The Budapest Open Access Initiative (BOAI) was signed on 14 February 2002. Its goal is to encourage an international effort to make research in all academic fields freely available on the internet. It defines open access as “the world-wide electronic distribution of the peer-reviewed journal literature and completely free and unrestricted access to it by all scientists, scholars, teachers, students, and other curious minds.” This definition is not limited to articles published in journals but also encompasses pre-prints (discussion or workings papers as we call them in Economics).

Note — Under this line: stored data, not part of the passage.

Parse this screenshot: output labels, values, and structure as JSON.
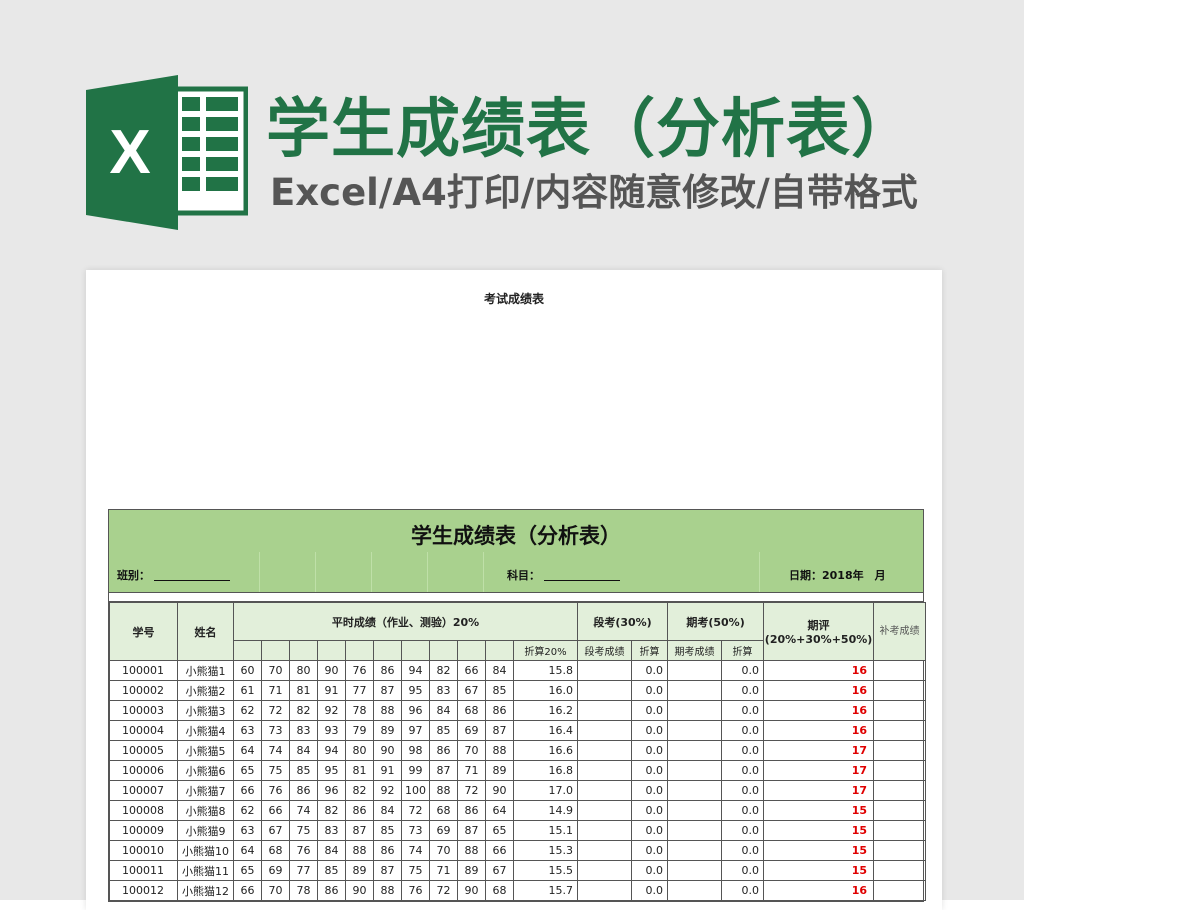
{
  "banner": {
    "title": "学生成绩表（分析表）",
    "subtitle": "Excel/A4打印/内容随意修改/自带格式",
    "logo_letter": "X"
  },
  "colors": {
    "brand": "#217346",
    "header_fill": "#a9d18e",
    "subheader_fill": "#e2efda",
    "final_score": "#e00000"
  },
  "paper": {
    "title": "考试成绩表"
  },
  "sheet": {
    "title": "学生成绩表（分析表）",
    "class_label": "班别：",
    "subject_label": "科目：",
    "date_label": "日期：2018年　月"
  },
  "table": {
    "headers": {
      "student_id": "学号",
      "name": "姓名",
      "regular": "平时成绩（作业、测验）20%",
      "regular_convert": "折算20%",
      "midterm": "段考(30%)",
      "midterm_score": "段考成绩",
      "midterm_convert": "折算",
      "final": "期考(50%)",
      "final_score": "期考成绩",
      "final_convert": "折算",
      "overall": "期评",
      "overall_formula": "(20%+30%+50%)",
      "makeup": "补考成绩"
    },
    "rows": [
      {
        "id": "100001",
        "name": "小熊猫1",
        "scores": [
          "60",
          "70",
          "80",
          "90",
          "76",
          "86",
          "94",
          "82",
          "66",
          "84"
        ],
        "conv20": "15.8",
        "mid": "",
        "mid_conv": "0.0",
        "fin": "",
        "fin_conv": "0.0",
        "overall": "16",
        "makeup": ""
      },
      {
        "id": "100002",
        "name": "小熊猫2",
        "scores": [
          "61",
          "71",
          "81",
          "91",
          "77",
          "87",
          "95",
          "83",
          "67",
          "85"
        ],
        "conv20": "16.0",
        "mid": "",
        "mid_conv": "0.0",
        "fin": "",
        "fin_conv": "0.0",
        "overall": "16",
        "makeup": ""
      },
      {
        "id": "100003",
        "name": "小熊猫3",
        "scores": [
          "62",
          "72",
          "82",
          "92",
          "78",
          "88",
          "96",
          "84",
          "68",
          "86"
        ],
        "conv20": "16.2",
        "mid": "",
        "mid_conv": "0.0",
        "fin": "",
        "fin_conv": "0.0",
        "overall": "16",
        "makeup": ""
      },
      {
        "id": "100004",
        "name": "小熊猫4",
        "scores": [
          "63",
          "73",
          "83",
          "93",
          "79",
          "89",
          "97",
          "85",
          "69",
          "87"
        ],
        "conv20": "16.4",
        "mid": "",
        "mid_conv": "0.0",
        "fin": "",
        "fin_conv": "0.0",
        "overall": "16",
        "makeup": ""
      },
      {
        "id": "100005",
        "name": "小熊猫5",
        "scores": [
          "64",
          "74",
          "84",
          "94",
          "80",
          "90",
          "98",
          "86",
          "70",
          "88"
        ],
        "conv20": "16.6",
        "mid": "",
        "mid_conv": "0.0",
        "fin": "",
        "fin_conv": "0.0",
        "overall": "17",
        "makeup": ""
      },
      {
        "id": "100006",
        "name": "小熊猫6",
        "scores": [
          "65",
          "75",
          "85",
          "95",
          "81",
          "91",
          "99",
          "87",
          "71",
          "89"
        ],
        "conv20": "16.8",
        "mid": "",
        "mid_conv": "0.0",
        "fin": "",
        "fin_conv": "0.0",
        "overall": "17",
        "makeup": ""
      },
      {
        "id": "100007",
        "name": "小熊猫7",
        "scores": [
          "66",
          "76",
          "86",
          "96",
          "82",
          "92",
          "100",
          "88",
          "72",
          "90"
        ],
        "conv20": "17.0",
        "mid": "",
        "mid_conv": "0.0",
        "fin": "",
        "fin_conv": "0.0",
        "overall": "17",
        "makeup": ""
      },
      {
        "id": "100008",
        "name": "小熊猫8",
        "scores": [
          "62",
          "66",
          "74",
          "82",
          "86",
          "84",
          "72",
          "68",
          "86",
          "64"
        ],
        "conv20": "14.9",
        "mid": "",
        "mid_conv": "0.0",
        "fin": "",
        "fin_conv": "0.0",
        "overall": "15",
        "makeup": ""
      },
      {
        "id": "100009",
        "name": "小熊猫9",
        "scores": [
          "63",
          "67",
          "75",
          "83",
          "87",
          "85",
          "73",
          "69",
          "87",
          "65"
        ],
        "conv20": "15.1",
        "mid": "",
        "mid_conv": "0.0",
        "fin": "",
        "fin_conv": "0.0",
        "overall": "15",
        "makeup": ""
      },
      {
        "id": "100010",
        "name": "小熊猫10",
        "scores": [
          "64",
          "68",
          "76",
          "84",
          "88",
          "86",
          "74",
          "70",
          "88",
          "66"
        ],
        "conv20": "15.3",
        "mid": "",
        "mid_conv": "0.0",
        "fin": "",
        "fin_conv": "0.0",
        "overall": "15",
        "makeup": ""
      },
      {
        "id": "100011",
        "name": "小熊猫11",
        "scores": [
          "65",
          "69",
          "77",
          "85",
          "89",
          "87",
          "75",
          "71",
          "89",
          "67"
        ],
        "conv20": "15.5",
        "mid": "",
        "mid_conv": "0.0",
        "fin": "",
        "fin_conv": "0.0",
        "overall": "15",
        "makeup": ""
      },
      {
        "id": "100012",
        "name": "小熊猫12",
        "scores": [
          "66",
          "70",
          "78",
          "86",
          "90",
          "88",
          "76",
          "72",
          "90",
          "68"
        ],
        "conv20": "15.7",
        "mid": "",
        "mid_conv": "0.0",
        "fin": "",
        "fin_conv": "0.0",
        "overall": "16",
        "makeup": ""
      }
    ]
  }
}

The Directory of Open Access Journals (DOAJ) list (as of the writing of this post) 3289 journals, including 68 in Economics, that satisfy the requirements of BOAI. While Economics is relatively underrepresented, the working paper culture in our field allows to find in open access many, if not most, of the articles published in non-open access journals (RePEc tries very hard to identify links between different versions of the same work). In fact, most publishers explicitly allow authors to publish pre-prints or post-prints of their articles in institutional repositories, including working papers series. A good list of policies by publishers can be found at RoMEO.
If you think this is a good initiative, you can sign the BOAI here. Foremost, make sure your publications are available in free access through a working papers series, or absent this option, through the Munich Personal RePEc Archive. In particular, in most cases, authors should not remove their working papers once their are published in journals.